Parallelogram Counting


Time Limit: 5000MS

 

Memory Limit: 65536K

Total Submissions: 6004

 

Accepted: 2039


Description


There are n distinct points in the plane, given by their integer coordinates. Find the number of parallelograms whose vertices lie on these points. In other words, find the number of 4-element subsets of these points that can be written as {A, B, C, D} such that AB || CD, and BC || AD. No four points are in a straight line.


Input


The first line of the input contains a single integer t (1 <= t <= 10), the number of test cases. It is followed by the input data for each test case.
The first line of each test case contains an integer n (1 <= n <= 1000).

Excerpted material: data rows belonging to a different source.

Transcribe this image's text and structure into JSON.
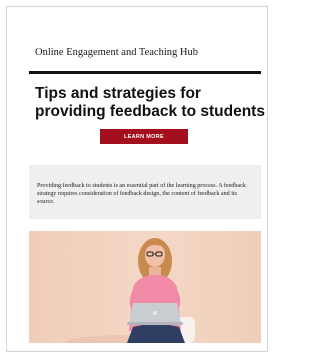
{
  "header": {
    "site_name": "Online Engagement and Teaching Hub"
  },
  "article": {
    "title": "Tips and strategies for providing feedback to students",
    "cta_label": "LEARN MORE"
  },
  "intro": {
    "text": "Providing feedback to students is an essential part of the learning process. A feedback strategy requires consideration of feedback design, the content of feedback and its source."
  },
  "image": {
    "subject": "woman-with-laptop-photo"
  },
  "colors": {
    "accent": "#a30f1d",
    "intro_background": "#efefef",
    "photo_background": "#f2d2bf"
  }
}
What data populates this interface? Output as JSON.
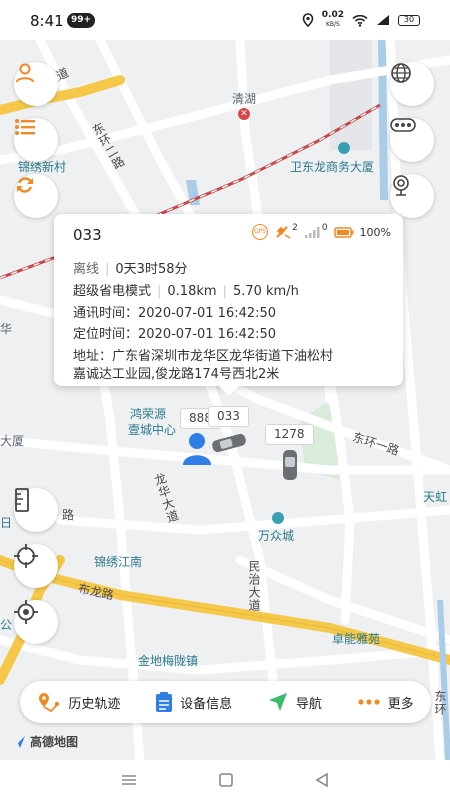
{
  "status_bar": {
    "time": "8:41",
    "notification_badge": "99+",
    "net_speed": "0.02",
    "net_unit": "KB/S",
    "battery": "30"
  },
  "map": {
    "labels": {
      "longhua_avenue_top": "龙华大道",
      "dongjiang_road": "东环二路",
      "qinghu": "清湖",
      "jinxiu_xincun": "锦绣新村",
      "weidonglong": "卫东龙商务大厦",
      "dasha": "大厦",
      "ri": "日",
      "hongrongyuan": "鸿荣源",
      "yicheng_center": "壹城中心",
      "longhua_avenue": "龙华大道",
      "road_suffix": "路",
      "donghuan_1": "东环一路",
      "tianhong": "天虹",
      "wanzhongcheng": "万众城",
      "jinxiu_jiangnan": "锦绣江南",
      "minzhi_avenue": "民治大道",
      "bulong_road": "布龙路",
      "zhuoneng_yayuan": "卓能雅苑",
      "jindi_meilong": "金地梅陇镇",
      "gong": "公",
      "hua": "华",
      "donghuan_left": "东环"
    },
    "plates": {
      "plate_a": "888",
      "plate_b": "033",
      "plate_c": "1278"
    }
  },
  "popup": {
    "title": "033",
    "gps_label": "GPS",
    "satellites": "2",
    "signal": "0",
    "battery_pct": "100%",
    "status": "离线",
    "duration": "0天3时58分",
    "mode": "超级省电模式",
    "distance": "0.18km",
    "speed": "5.70 km/h",
    "comm_time": "通讯时间：2020-07-01 16:42:50",
    "loc_time": "定位时间：2020-07-01 16:42:50",
    "address": "地址：广东省深圳市龙华区龙华街道下油松村",
    "address_line2": "嘉诚达工业园,俊龙路174号西北2米"
  },
  "toolbar": {
    "history": "历史轨迹",
    "device_info": "设备信息",
    "navigation": "导航",
    "more": "更多"
  },
  "amap": "高德地图",
  "colors": {
    "accent_orange": "#f08a24",
    "road_yellow": "#f5c84a",
    "rail_red": "#c7484a",
    "water": "#a9cde8",
    "person_blue": "#2e7ee6"
  }
}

Each of the next n lines, contains 2 space-separated integers x and y (the coordinates of a point) with magnitude (absolute value) of no more than 1000000000.


Output


Output should contain t lines.
Line i contains an integer showing the number of the parallelograms as described above for test case i.


Sample Input


2
6
0 0
2 0
4 0
1 1
3 1
5 1
7
-2 -1
8 9
5 7
1 1
4 8
2 0
9 8


Sample Output


5 6


 


#include<memory.h>
#include<stdlib.h>
#include<stdio.h>
#define MAX 1000
#define HMAX  0x3fffff
#define P 0x1fffff
//将每个中点的x,y都记录下来,如果
//同时记录拥有这个中点的线段的个数
struct Point{
	int x;
	int y;
	int count;
	int next;
};
Point p[MAX*MAX];
int head[HMAX];
int x[MAX],y[MAX];
int main()
{
	int t,n;
	int zz,xx,yy,xtmp,ytmp,top,res,h;
	bool flag;
	scanf("%d",&t);
	while(t--)
	{		
		res = 0;
		top = 0;
		memset(head,-1,sizeof(head));
		memset(p,0,sizeof(p));
		scanf("%d",&n);
		for(int i = 0; i < n; i++)
		{
			scanf("%d%d",&xtmp,&ytmp);
			for(int j = 0; j < i; j++)
			{
				flag = true;
				xx = xtmp + x[j];
				yy = ytmp + y[j];
				//哈希中点坐标之和
				h = abs(xx + yy)%HMAX;
				for(zz=head[h];zz!=-1;zz=p[zz].next)
				{
					if(p[zz].x == xx && p[zz].y == yy)
					{
						p[zz].count++;
						res+=p[zz].count;
						flag = false;
						break;
					}
				}
				//插入新的中点
				if(flag)	
				{
					p[top].x = xx;
					p[top].y = yy;
					p[top].next = head[h];
					head[h] = top++;
				}
			}
			x[i] = xtmp;
			y[i] = ytmp;
		}
		printf("%d\n",res);
	}
	return 0;
}


//又写了一遍 

#include<stdio.h>
#include<string.h>
#include<algorithm>
#define N 100003
#define INF 0x3f3f3f3f
using namespace std;
struct pp
{
	int x;
	int y;
	int count;
	int next;
}p[1000010];
int head[N],top;
int x[N],y[N];
int main()
{
	int n,t,i,j,k;
	int x1,y1,xx,yy;
	int h;
	bool flag;
	scanf("%d",&t);
	while(t--)
	{
		top=0;
		memset(head,-1,sizeof(head));
		memset(p,0,sizeof(p));
		scanf("%d",&n);
		int res=0;
		for(k=1;k<=n;k++)
		{
			scanf("%d%d",&x1,&y1);
			for(j=1;j<k;j++)
			{
				flag=true;
				xx=x1+x[j];
				yy=y1+y[j];
				h=abs(xx+yy)%N;
				for(i=head[h];i!=-1;i=p[i].next)
				{
					if(p[i].x==xx&&p[i].y==yy)
					{
						p[i].count++;
						res+=p[i].count;
						flag=false;
						break;
					}
				}
				if(flag)
				{
					p[top].x=xx;
					p[top].y=yy;
					p[top].next=head[h];
					head[h]=top++;
				}
			}
			x[k]=x1;
			y[k]=y1;
		}
		printf("%d\n",res);
	}
	return 0;
}